Openness is the property of a system to work with a number and variety of components that is not fixed at design time. IDLs (Interface Definition Languages) contribute by providing a standard way to specify the syntax of interfaces that components expose. However, IDLs typically capture syntax but not semantics or protocol, so interoperability still requires agreement on behaviour, not just signatures.
(1) Size scalability — number of users/resources grows. Hindered by a single central server for all users. (2) Geographical scalability — geographical distribution extends. Hindered by synchronous communication that requires waiting for remote responses across long distances. (3) Administrative scalability — number of administrative domains grows. Hindered by having a single administrator or a single security policy.
(1) No machine has complete information about the system state. (2) Machines make decisions based only on local information. (3) Failure of one machine does not ruin the algorithm. (4) There is no implicit assumption that a global clock exists.

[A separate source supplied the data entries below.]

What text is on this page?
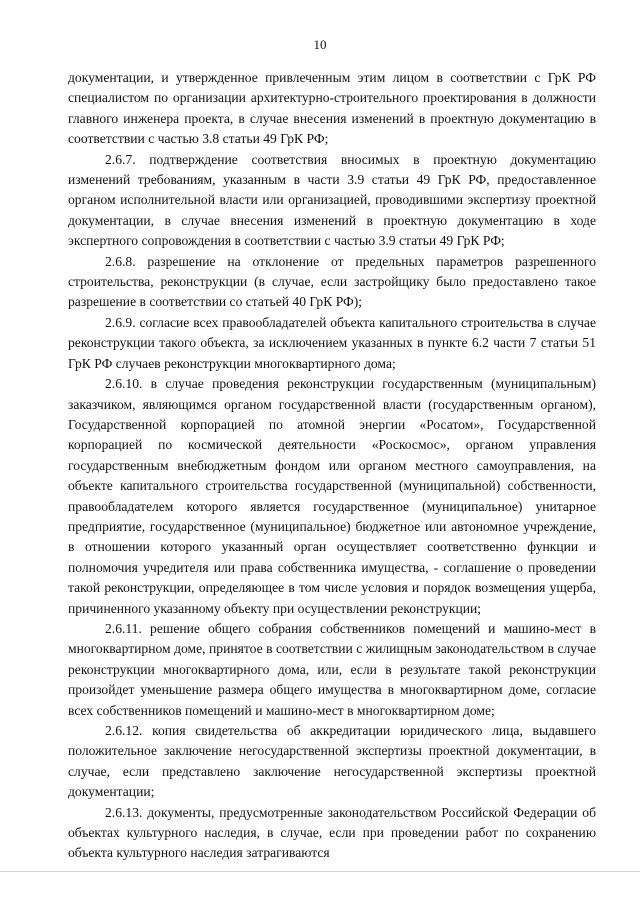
10

документации, и утвержденное привлеченным этим лицом в соответствии с ГрК РФ специалистом по организации архитектурно-строительного проектирования в должности главного инженера проекта, в случае внесения изменений в проектную документацию в соответствии с частью 3.8 статьи 49 ГрК РФ;

2.6.7. подтверждение соответствия вносимых в проектную документацию изменений требованиям, указанным в части 3.9 статьи 49 ГрК РФ, предоставленное органом исполнительной власти или организацией, проводившими экспертизу проектной документации, в случае внесения изменений в проектную документацию в ходе экспертного сопровождения в соответствии с частью 3.9 статьи 49 ГрК РФ;

2.6.8. разрешение на отклонение от предельных параметров разрешенного строительства, реконструкции (в случае, если застройщику было предоставлено такое разрешение в соответствии со статьей 40 ГрК РФ);

2.6.9. согласие всех правообладателей объекта капитального строительства в случае реконструкции такого объекта, за исключением указанных в пункте 6.2 части 7 статьи 51 ГрК РФ случаев реконструкции многоквартирного дома;

2.6.10. в случае проведения реконструкции государственным (муниципальным) заказчиком, являющимся органом государственной власти (государственным органом), Государственной корпорацией по атомной энергии «Росатом», Государственной корпорацией по космической деятельности «Роскосмос», органом управления государственным внебюджетным фондом или органом местного самоуправления, на объекте капитального строительства государственной (муниципальной) собственности, правообладателем которого является государственное (муниципальное) унитарное предприятие, государственное (муниципальное) бюджетное или автономное учреждение, в отношении которого указанный орган осуществляет соответственно функции и полномочия учредителя или права собственника имущества, - соглашение о проведении такой реконструкции, определяющее в том числе условия и порядок возмещения ущерба, причиненного указанному объекту при осуществлении реконструкции;

2.6.11. решение общего собрания собственников помещений и машино-мест в многоквартирном доме, принятое в соответствии с жилищным законодательством в случае реконструкции многоквартирного дома, или, если в результате такой реконструкции произойдет уменьшение размера общего имущества в многоквартирном доме, согласие всех собственников помещений и машино-мест в многоквартирном доме;

2.6.12. копия свидетельства об аккредитации юридического лица, выдавшего положительное заключение негосударственной экспертизы проектной документации, в случае, если представлено заключение негосударственной экспертизы проектной документации;

2.6.13. документы, предусмотренные законодательством Российской Федерации об объектах культурного наследия, в случае, если при проведении работ по сохранению объекта культурного наследия затрагиваются
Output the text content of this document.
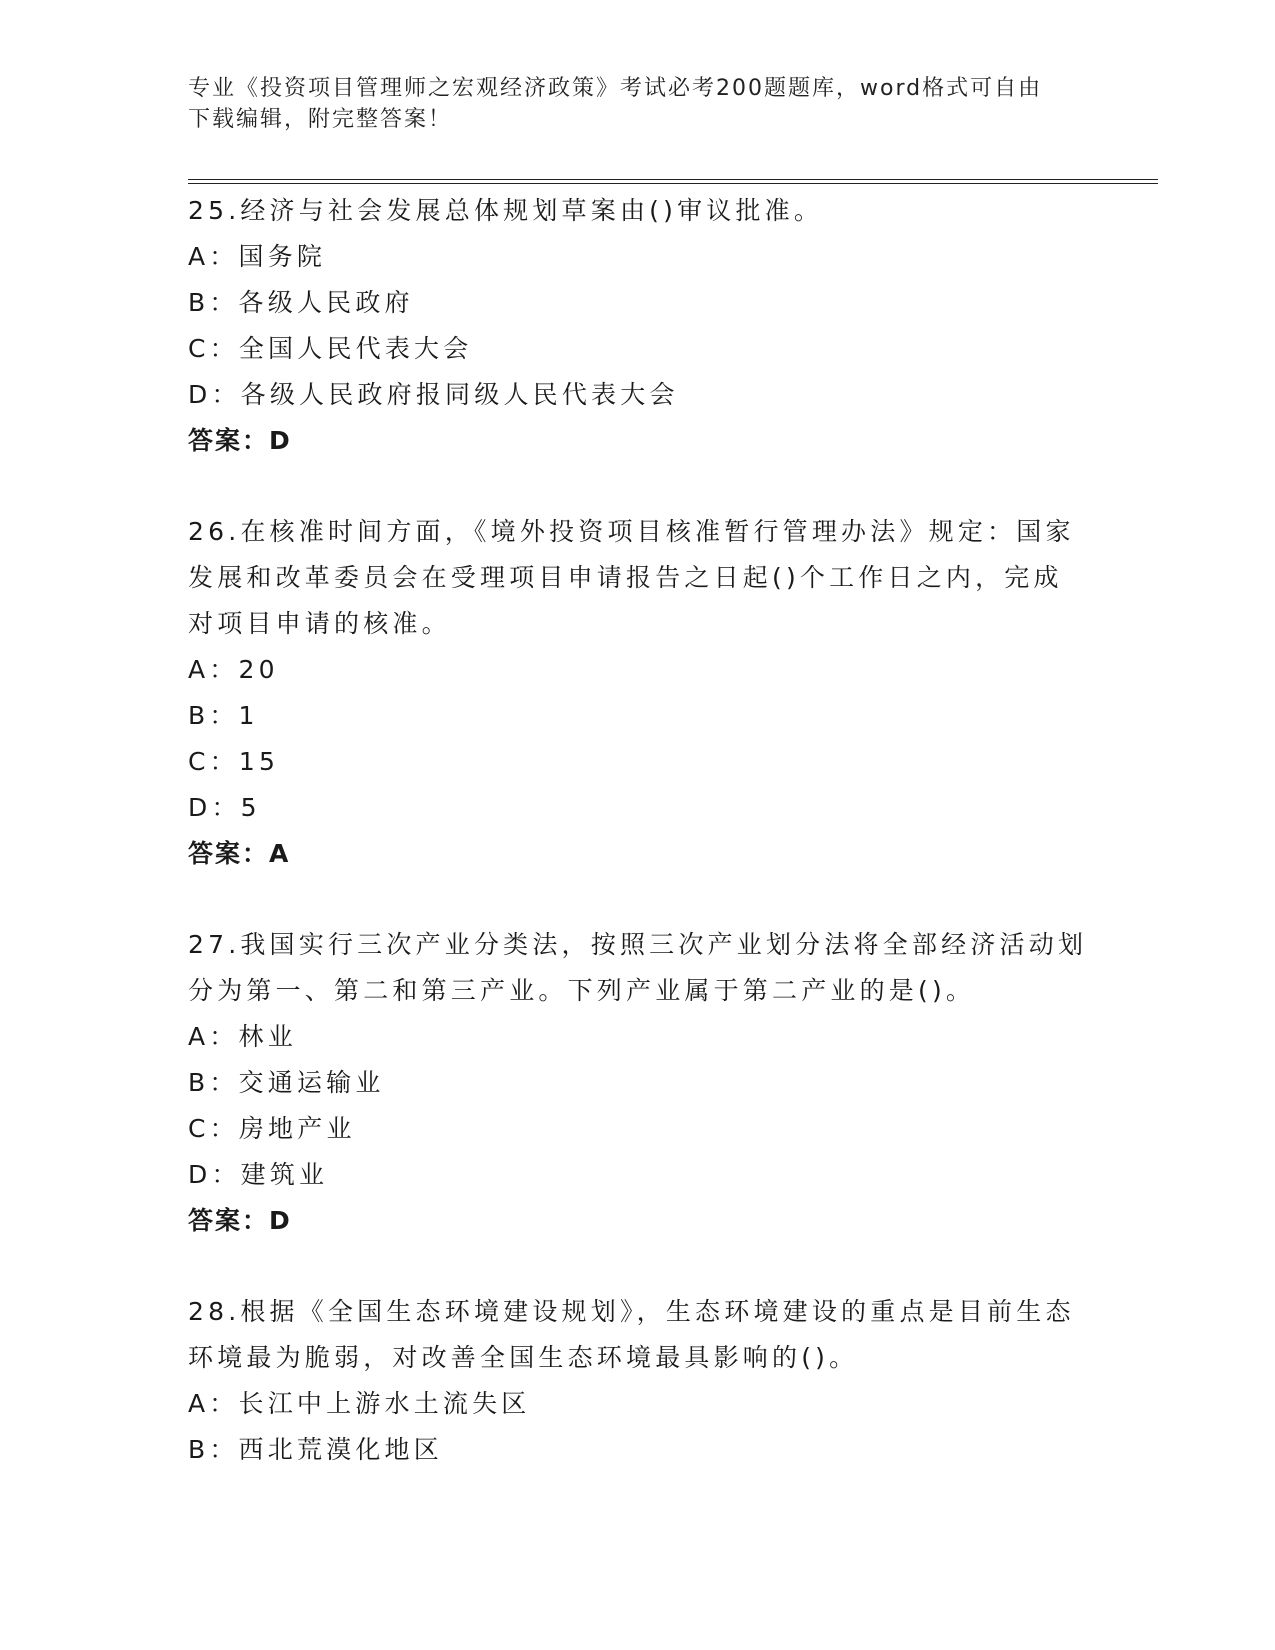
专业《投资项目管理师之宏观经济政策》考试必考200题题库，word格式可自由
下载编辑，附完整答案！
25.经济与社会发展总体规划草案由()审议批准。
A：国务院
B：各级人民政府
C：全国人民代表大会
D：各级人民政府报同级人民代表大会
答案：D
26.在核准时间方面，《境外投资项目核准暂行管理办法》规定：国家
发展和改革委员会在受理项目申请报告之日起()个工作日之内，完成
对项目申请的核准。
A：20
B：1
C：15
D：5
答案：A
27.我国实行三次产业分类法，按照三次产业划分法将全部经济活动划
分为第一、第二和第三产业。下列产业属于第二产业的是()。
A：林业
B：交通运输业
C：房地产业
D：建筑业
答案：D
28.根据《全国生态环境建设规划》，生态环境建设的重点是目前生态
环境最为脆弱，对改善全国生态环境最具影响的()。
A：长江中上游水土流失区
B：西北荒漠化地区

Situatedness is the property of a system being immersed in its environment: capable of (timely) perceiving and producing environmental change, and dealing with environmental events. It is relevant to modern distributed systems because mobile, adaptive, pervasive, and IoT systems must operate within and respond to their physical environment. Situatedness requires at minimum spatial and temporal context awareness.
Caching is a client-driven copy decision (short-lived, may be evicted); replication is an owner-driven copy decision (long-lived, managed). Both introduce inconsistency because copies take time to propagate updates, so replicas can diverge from the original. The question is how much inconsistency the application can tolerate and how to hide it from users.